Vivemos tempos de profundas incertezas e inquietações, e carrego comigo uma preocupação que não é apenas minha, mas também das mulheres negras que me são próximas — e que me confidenciaram os seus receios.
Estou preocupada, muito preocupada. Não só por mim e pela minha família, mas por todos nós que acreditamos que as nossas vivências poderiam ser mais amorosas e conscientes. Que cultivar o respeito pela nossa humanidade deveria ser a nossa única bússola. Podem chamar-me utópica, mas acredito que é na utopia que encontramos caminhos para transformar a realidade. Viva a utopia.

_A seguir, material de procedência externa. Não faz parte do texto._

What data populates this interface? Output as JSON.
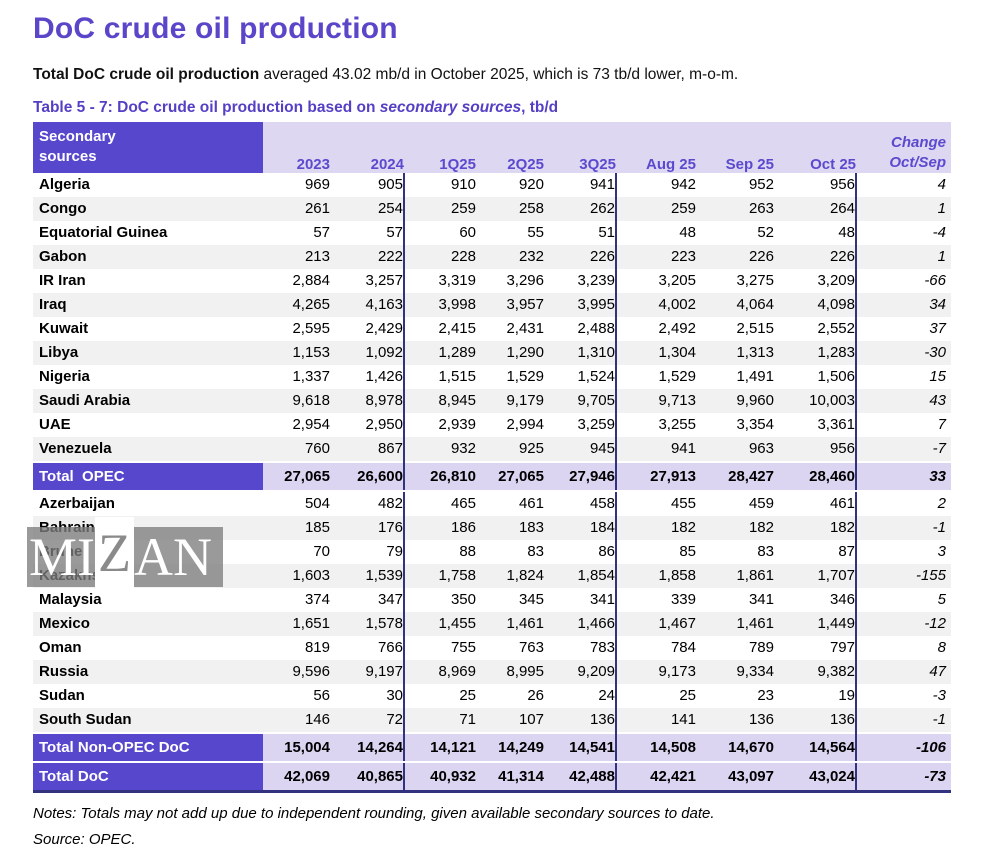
{
  "page": {
    "title": "DoC crude oil production",
    "subtitle_bold": "Total DoC crude oil production",
    "subtitle_rest": " averaged 43.02 mb/d in October 2025, which is 73 tb/d lower, m-o-m.",
    "caption_prefix": "Table 5 - 7: DoC crude oil production based on ",
    "caption_italic": "secondary sources",
    "caption_suffix": ", tb/d",
    "notes": "Notes: Totals may not add up due to independent rounding, given available secondary sources to date.",
    "source": "Source: OPEC."
  },
  "watermark": {
    "part1": "MI",
    "part2": "Z",
    "part3": "AN"
  },
  "colors": {
    "accent_purple": "#5747cd",
    "title_purple": "#5b45c9",
    "header_text_purple": "#5b4ace",
    "lavender": "#ddd7f2",
    "row_alt_gray": "#f1f1f1",
    "divider_navy": "#32327e"
  },
  "table": {
    "header": {
      "label_line1": "Secondary",
      "label_line2": "sources",
      "columns": [
        "2023",
        "2024",
        "1Q25",
        "2Q25",
        "3Q25",
        "Aug 25",
        "Sep 25",
        "Oct 25"
      ],
      "change_line1": "Change",
      "change_line2": "Oct/Sep"
    },
    "rows": [
      {
        "type": "data",
        "label": "Algeria",
        "values": [
          "969",
          "905",
          "910",
          "920",
          "941",
          "942",
          "952",
          "956"
        ],
        "change": "4"
      },
      {
        "type": "data",
        "label": "Congo",
        "values": [
          "261",
          "254",
          "259",
          "258",
          "262",
          "259",
          "263",
          "264"
        ],
        "change": "1"
      },
      {
        "type": "data",
        "label": "Equatorial Guinea",
        "values": [
          "57",
          "57",
          "60",
          "55",
          "51",
          "48",
          "52",
          "48"
        ],
        "change": "-4"
      },
      {
        "type": "data",
        "label": "Gabon",
        "values": [
          "213",
          "222",
          "228",
          "232",
          "226",
          "223",
          "226",
          "226"
        ],
        "change": "1"
      },
      {
        "type": "data",
        "label": "IR Iran",
        "values": [
          "2,884",
          "3,257",
          "3,319",
          "3,296",
          "3,239",
          "3,205",
          "3,275",
          "3,209"
        ],
        "change": "-66"
      },
      {
        "type": "data",
        "label": "Iraq",
        "values": [
          "4,265",
          "4,163",
          "3,998",
          "3,957",
          "3,995",
          "4,002",
          "4,064",
          "4,098"
        ],
        "change": "34"
      },
      {
        "type": "data",
        "label": "Kuwait",
        "values": [
          "2,595",
          "2,429",
          "2,415",
          "2,431",
          "2,488",
          "2,492",
          "2,515",
          "2,552"
        ],
        "change": "37"
      },
      {
        "type": "data",
        "label": "Libya",
        "values": [
          "1,153",
          "1,092",
          "1,289",
          "1,290",
          "1,310",
          "1,304",
          "1,313",
          "1,283"
        ],
        "change": "-30"
      },
      {
        "type": "data",
        "label": "Nigeria",
        "values": [
          "1,337",
          "1,426",
          "1,515",
          "1,529",
          "1,524",
          "1,529",
          "1,491",
          "1,506"
        ],
        "change": "15"
      },
      {
        "type": "data",
        "label": "Saudi Arabia",
        "values": [
          "9,618",
          "8,978",
          "8,945",
          "9,179",
          "9,705",
          "9,713",
          "9,960",
          "10,003"
        ],
        "change": "43"
      },
      {
        "type": "data",
        "label": "UAE",
        "values": [
          "2,954",
          "2,950",
          "2,939",
          "2,994",
          "3,259",
          "3,255",
          "3,354",
          "3,361"
        ],
        "change": "7"
      },
      {
        "type": "data",
        "label": "Venezuela",
        "values": [
          "760",
          "867",
          "932",
          "925",
          "945",
          "941",
          "963",
          "956"
        ],
        "change": "-7"
      },
      {
        "type": "total",
        "label": "Total  OPEC",
        "values": [
          "27,065",
          "26,600",
          "26,810",
          "27,065",
          "27,946",
          "27,913",
          "28,427",
          "28,460"
        ],
        "change": "33"
      },
      {
        "type": "data",
        "label": "Azerbaijan",
        "values": [
          "504",
          "482",
          "465",
          "461",
          "458",
          "455",
          "459",
          "461"
        ],
        "change": "2"
      },
      {
        "type": "data",
        "label": "Bahrain",
        "values": [
          "185",
          "176",
          "186",
          "183",
          "184",
          "182",
          "182",
          "182"
        ],
        "change": "-1"
      },
      {
        "type": "data",
        "label": "Brunei",
        "values": [
          "70",
          "79",
          "88",
          "83",
          "86",
          "85",
          "83",
          "87"
        ],
        "change": "3"
      },
      {
        "type": "data",
        "label": "Kazakhstan",
        "values": [
          "1,603",
          "1,539",
          "1,758",
          "1,824",
          "1,854",
          "1,858",
          "1,861",
          "1,707"
        ],
        "change": "-155"
      },
      {
        "type": "data",
        "label": "Malaysia",
        "values": [
          "374",
          "347",
          "350",
          "345",
          "341",
          "339",
          "341",
          "346"
        ],
        "change": "5"
      },
      {
        "type": "data",
        "label": "Mexico",
        "values": [
          "1,651",
          "1,578",
          "1,455",
          "1,461",
          "1,466",
          "1,467",
          "1,461",
          "1,449"
        ],
        "change": "-12"
      },
      {
        "type": "data",
        "label": "Oman",
        "values": [
          "819",
          "766",
          "755",
          "763",
          "783",
          "784",
          "789",
          "797"
        ],
        "change": "8"
      },
      {
        "type": "data",
        "label": "Russia",
        "values": [
          "9,596",
          "9,197",
          "8,969",
          "8,995",
          "9,209",
          "9,173",
          "9,334",
          "9,382"
        ],
        "change": "47"
      },
      {
        "type": "data",
        "label": "Sudan",
        "values": [
          "56",
          "30",
          "25",
          "26",
          "24",
          "25",
          "23",
          "19"
        ],
        "change": "-3"
      },
      {
        "type": "data",
        "label": "South Sudan",
        "values": [
          "146",
          "72",
          "71",
          "107",
          "136",
          "141",
          "136",
          "136"
        ],
        "change": "-1"
      },
      {
        "type": "total",
        "label": "Total Non-OPEC DoC",
        "values": [
          "15,004",
          "14,264",
          "14,121",
          "14,249",
          "14,541",
          "14,508",
          "14,670",
          "14,564"
        ],
        "change": "-106"
      },
      {
        "type": "total",
        "label": "Total DoC",
        "values": [
          "42,069",
          "40,865",
          "40,932",
          "41,314",
          "42,488",
          "42,421",
          "43,097",
          "43,024"
        ],
        "change": "-73"
      }
    ]
  }
}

O mundo em que vivemos continua a ser marcado pela violência sistémica e por estruturas de poder que conspiram contra a nossa existência plena. A ascensão e persistência de discursos políticos autoritários e divisivos reforçam essa sensação. Apesar do impacto devastador das políticas excludentes sobre minorias — especialmente mulheres negras — estas ideologias continuam a dominar o cenário global.
Nos Estados Unidos, assistimos à crescente desvalorização da diversidade, equidade e inclusão, com decisões governamentais que enfraquecem políticas de equidade racial e social. Os cortes em programas de diversidade, o ataque às ações afirmativas e a normalização de discursos contra minorias enviam uma mensagem clara: a justiça social está a ser desmontada, peça por peça. Este tipo de posicionamento político alimenta o ódio em vez do amor, legitima a exclusão em vez da inclusão e reforça desigualdades em vez de as combater. O impacto desta narrativa não se limita aos EUA; espalha-se globalmente, influenciando outros governos e contribuindo para um ambiente de crescente intolerância.
Este ciclo é perverso: líderes autoritários amplificam as suas mensagens através de plataformas que, por sua vez, lucram com a divisão e o caos que promovem. Para nós, que vivemos na interseção de opressões, esse cenário é duplamente hostil.
Mas esta preocupação é também um apelo à ação. Ignorar estas dinâmicas não é uma opção. Sei que não sou a primeira, nem serei a última, a reafirmar que precisamos de nos organizar, de nos apoiar e de criar espaços onde as nossas vozes sejam ouvidas e as nossas experiências respeitadas. Precisamos de questionar as ferramentas tecnológicas que utilizamos, exigir transparência e responsabilidade às corporações e às lideranças políticas. Acima de tudo, precisamos de continuar a esperançar e a agir — porque esperançar é perseverar, e perseverar é um ato de resistência.
Como afirma Paula Almeida no oitavo episódio desta temporada do podcast, precisamos de "esperançar o futuro", construindo um caminho guiado pela solidariedade e pela justiça. As comunidades africanas são exemplo disso: como a própria Paula diz, nelas não há exclusão, apenas inclusão. São um símbolo poderoso de acolhimento e pertença.
Na recente manifestação "Não nos encostam à parede", refleti sobre o poder das manifestações e sobre como é esperançoso ver pessoas de todas as origens e contextos unidas pela mesma causa. Percebi que manifestar é também um ato de amor pela dignidade humana.
Por mim, pelas mulheres negras que conheço e pelas que ainda virão, sigo em frente. A luta não termina, porque esperançar é perseverar — e perseverar é um ato profundo de resistência.